I can see how my wife and I, overwhelmed with the feverish yellow and hallucination, help each other off old Glider at the foot of the hills. We fold back the dripping branches, step into the forest, clinging together to keep each other upright. I see how we’re too hot for clothes. Alone and forlorn we strip each other of our last rags. Our feet in the crevices step on the cold shards of vanished people. See how in the dusk we scrabble open antique foundries. We stoke a smoky fire with the wet branches of the trees above us. She speaks in hushed tones to her hallucinations; I snarl listless insults at mine. Fragments of copper melt anew and form rivulets among the coals. Sputtering sparks shoot up. The red-ochre drawing on the overhang lights up and cools down and vanishes. We no longer speak. We share a fever dream with resigned smiles and tears, eruptions of laughter and rolling around in the damp grass. Branches break in the thickets as buck take fright at our exuberance. A leopard calls comfortingly from its tree. In the morning we are weaker and the world hazy and who knows whether we are really seeing the parrots. Their green bellies and the yellow markings on the wings and foreheads against the lead-grey bodies. I hold my wife’s hair as she vomits against a tree. I wipe her mouth and give her water from a stream and kiss her long until overtaken by dizziness. We wake in the late afternoon with the butterflies around us. She grinds her teeth as they touch down upon her. I chase away the riot of colour from her. On the forest floor around us the wandering shadow of the spread wings of storks. We taste the waterfall on our lips before we see it. I sink down and she pulls me up. When the green curtains open, we shower together for a last time. Dassies lie in the splashes of sun on the stones. I hold my wife tight while she murmurs nonsense and hearing and seeing fade out. I wake up next to the lagoon. She is dead in my arms and cold as water, her eyes distant and clear as the river stones. The frogs are deafening, then suddenly silent. I do not get up again. The green closes in around me. My body becomes heavy and somewhere I hear a black eagle call. My mouth for a last time on her unanswering lips.
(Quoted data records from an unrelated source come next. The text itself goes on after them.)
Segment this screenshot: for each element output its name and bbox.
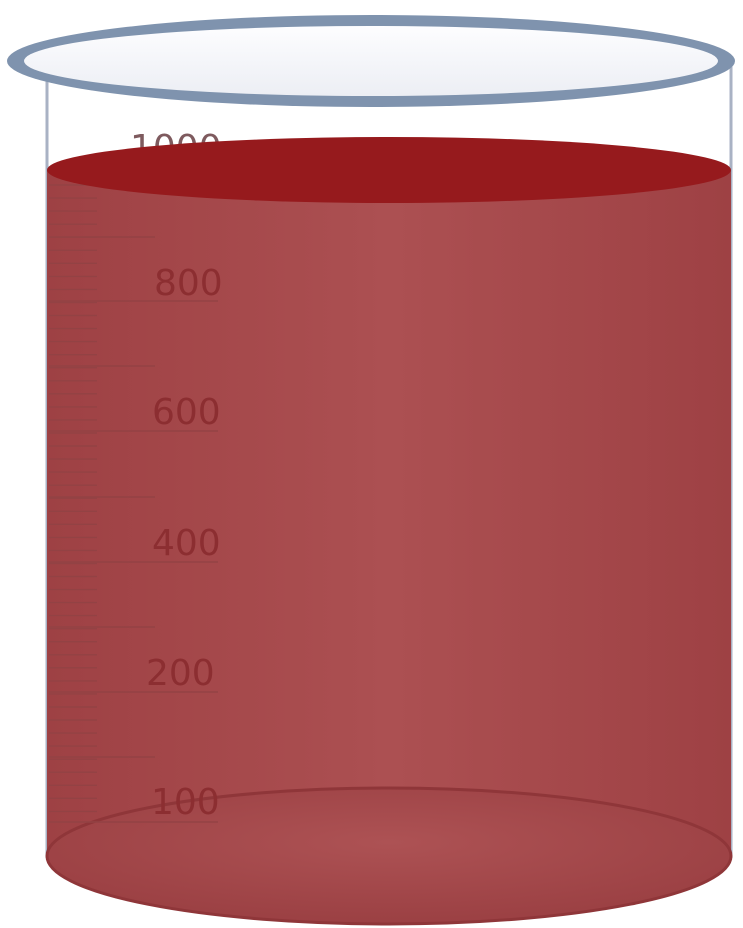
scale-label-400: 400	[152, 523, 221, 564]
scale-label-600: 600	[152, 392, 221, 433]
rim-inner	[24, 26, 718, 96]
scale-label-100: 100	[151, 782, 220, 823]
scale-label-800: 800	[154, 263, 223, 304]
liquid-bottom-ellipse	[45, 786, 733, 926]
beaker-rim	[7, 15, 735, 107]
graduation-ticks	[49, 236, 218, 823]
liquid	[45, 170, 733, 926]
liquid-body	[47, 170, 731, 924]
scale-labels-lower: 800 600 400 200 100	[146, 263, 223, 823]
scale-label-200: 200	[146, 653, 215, 694]
minor-ticks	[49, 184, 97, 813]
liquid-surface	[47, 137, 731, 203]
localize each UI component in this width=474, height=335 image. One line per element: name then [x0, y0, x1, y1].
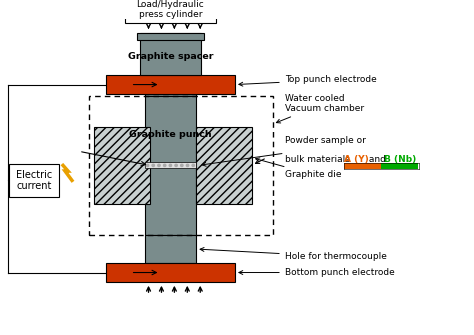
Bar	[139, 33, 201, 75]
Bar	[145, 94, 196, 96]
Circle shape	[164, 164, 166, 166]
Circle shape	[146, 164, 149, 166]
Circle shape	[158, 164, 160, 166]
Text: Load/Hydraulic
press cylinder: Load/Hydraulic press cylinder	[137, 0, 204, 19]
Bar	[345, 162, 381, 169]
Bar	[145, 235, 196, 263]
Bar	[145, 96, 196, 235]
Bar	[9, 163, 59, 197]
Bar	[196, 127, 252, 204]
Bar	[106, 263, 235, 282]
Bar	[106, 75, 235, 94]
Text: Water cooled
Vacuum chamber: Water cooled Vacuum chamber	[276, 94, 364, 123]
Circle shape	[152, 164, 155, 166]
Circle shape	[192, 164, 194, 166]
Bar	[381, 162, 418, 169]
Text: Graphite punch: Graphite punch	[129, 130, 212, 139]
Text: A (Y): A (Y)	[345, 155, 369, 164]
Bar	[145, 161, 196, 168]
Bar	[94, 127, 149, 204]
Bar	[137, 33, 204, 41]
Text: and: and	[366, 155, 389, 164]
Text: bulk materials: bulk materials	[285, 155, 353, 164]
Text: Electric
current: Electric current	[16, 170, 52, 191]
Text: Hole for thermocouple: Hole for thermocouple	[200, 248, 387, 261]
Bar	[89, 96, 273, 235]
Circle shape	[181, 164, 183, 166]
Text: Top punch electrode: Top punch electrode	[239, 75, 376, 86]
Circle shape	[169, 164, 172, 166]
Bar	[125, 0, 216, 23]
Text: B (Nb): B (Nb)	[384, 155, 416, 164]
Text: Graphite spacer: Graphite spacer	[128, 52, 213, 61]
Text: Graphite die: Graphite die	[255, 158, 341, 179]
Text: Bottom punch electrode: Bottom punch electrode	[239, 268, 394, 277]
Circle shape	[175, 164, 177, 166]
Circle shape	[186, 164, 189, 166]
Text: Powder sample or: Powder sample or	[285, 136, 365, 145]
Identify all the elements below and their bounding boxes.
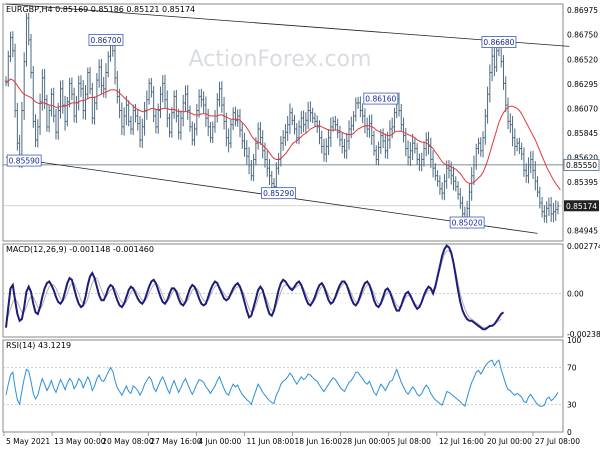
price-annotation-label: 0.86700	[90, 36, 121, 45]
macd-y-tick-label: 0.00	[567, 289, 584, 298]
rsi-y-axis: 100 70 30 0	[567, 336, 582, 437]
level-price-tag	[563, 158, 600, 171]
price-annotation-box	[261, 187, 296, 200]
price-y-tick-label: 0.86750	[567, 30, 598, 39]
macd-panel-frame	[2, 243, 564, 338]
rsi-level-lines	[3, 367, 563, 405]
moving-average-line	[5, 78, 561, 191]
price-annotation-label: 0.85590	[9, 157, 40, 166]
price-panel: ActionForex.com 0.855900.867000.852900.8…	[2, 3, 600, 242]
price-y-tick-label: 0.86070	[567, 104, 598, 113]
macd-panel-title: MACD(12,26,9) -0.001148 -0.001460	[6, 245, 154, 254]
macd-main-line	[5, 244, 505, 331]
macd-panel: MACD(12,26,9) -0.001148 -0.001460 0.0027…	[2, 242, 600, 339]
last-price-tag-label: 0.85174	[566, 202, 597, 211]
price-annotation-label: 0.85020	[452, 219, 483, 228]
price-y-tick-label: 0.84945	[567, 227, 598, 236]
rsi-y-tick-label: 30	[567, 400, 577, 409]
price-annotation-box	[6, 154, 42, 167]
price-panel-frame	[2, 3, 564, 242]
price-annotation-label: 0.86680	[483, 38, 514, 47]
price-annotation-label: 0.85290	[263, 189, 294, 198]
last-price-tag	[564, 200, 599, 212]
rsi-panel-title: RSI(14) 43.1219	[6, 341, 71, 350]
rsi-y-tick-label: 100	[567, 336, 582, 345]
price-annotation-box	[88, 33, 124, 46]
time-tick-label: 4 Jun 00:00	[198, 437, 241, 446]
time-tick-label: 5 May 2021	[6, 437, 50, 446]
time-tick-label: 18 Jun 16:00	[295, 437, 343, 446]
price-y-tick-label: 0.85845	[567, 129, 598, 138]
level-price-tag-label: 0.85550	[566, 161, 597, 170]
macd-y-axis: 0.002774 0.00 -0.002383	[567, 242, 600, 339]
time-tick-label: 13 May 00:00	[54, 437, 106, 446]
price-panel-title: EURGBP,H4 0.85169 0.85186 0.85121 0.8517…	[6, 5, 195, 14]
price-y-tick-label: 0.86295	[567, 80, 598, 89]
price-y-axis: 0.86975 0.86750 0.86520 0.86295 0.86070 0.858…	[563, 6, 600, 236]
price-annotations: 0.85590 0.86700 0.85290 0.86160 0.85020 0.866…	[6, 33, 517, 229]
price-annotation-box	[481, 36, 517, 48]
rsi-y-tick-label: 70	[567, 364, 577, 373]
price-y-tick-label: 0.85395	[567, 178, 598, 187]
rsi-panel-frame	[2, 339, 564, 433]
macd-y-tick-label: 0.002774	[567, 242, 600, 251]
time-tick-label: 12 Jul 16:00	[439, 437, 484, 446]
price-annotation-box	[449, 216, 485, 229]
price-y-tick-label: 0.86975	[567, 6, 598, 15]
price-y-tick-label: 0.85620	[567, 153, 598, 162]
time-tick-label: 27 May 16:00	[150, 437, 202, 446]
rsi-line	[5, 359, 559, 408]
price-annotation-label: 0.86160	[365, 95, 396, 104]
watermark: ActionForex.com	[189, 47, 372, 72]
time-tick-label: 28 Jun 00:00	[343, 437, 391, 446]
time-tick-label: 5 Jul 08:00	[391, 437, 431, 446]
rsi-panel: RSI(14) 43.1219 100 70 30 0	[2, 336, 582, 437]
macd-y-tick-label: -0.002383	[567, 330, 600, 339]
time-tick-label: 27 Jul 08:00	[535, 437, 580, 446]
price-bars	[4, 12, 560, 230]
channel-upper-line	[5, 3, 570, 47]
time-tick-label: 20 May 08:00	[102, 437, 154, 446]
rsi-y-tick-label: 0	[567, 428, 572, 437]
time-tick-label: 11 Jun 08:00	[246, 437, 294, 446]
price-annotation-box	[363, 92, 399, 105]
time-tick-label: 20 Jul 00:00	[487, 437, 532, 446]
price-y-tick-label: 0.86520	[567, 55, 598, 64]
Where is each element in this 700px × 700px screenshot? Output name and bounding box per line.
Those green hills are not granted to me. I lash the oxen to bleeding, but faster than their fastest they cannot go. Here behind me in the wagon my wife shudders with cold in the sweltering summer. Too weak to chase off the flies caking around her encrusted mouth. Next to her Maria and Nombini have fallen asleep. So many nights of caring and waking. How far away could the Portuguese be with their miraculous medicine? Arend said they were barely two days away from where he and Coenraad Wilhelm had to turn around. We should have been there by now. Where and when does this accursed continent end? Where are the boats and the breakers beyond all this dust? I must go on, forward through the red sand and thorn trees, to the trackless Portuguese, or at least the river. Any godforsaken puddle in which to bathe my wife.
The Limpopo flows wide; the hippopotami yawn. The crocodiles snap at one another with listless violence. We trek for five days along the bank and try to keep Elizabeth cool and to break the fever. She has a miscarriage. The wagon is covered in blood. I scrub the planks clean. I find clots of what could have been my child. Life drains from her through her womb. She is no longer yellow, but grey. Her scream freezes the blood of everyone except her own and then she is dead.
In the midst of the night noises of the veldt I lie on my back and look at the stars. I must have slept, because I wake up. All of creation staggers before the sun that scorches over the world. When I reach the camp Nombini offers me a bowl of water. I must have drunk it, because suddenly it is empty. I call the boys. We cover her, tamp down the soil, haul river stones and pile them on top of her.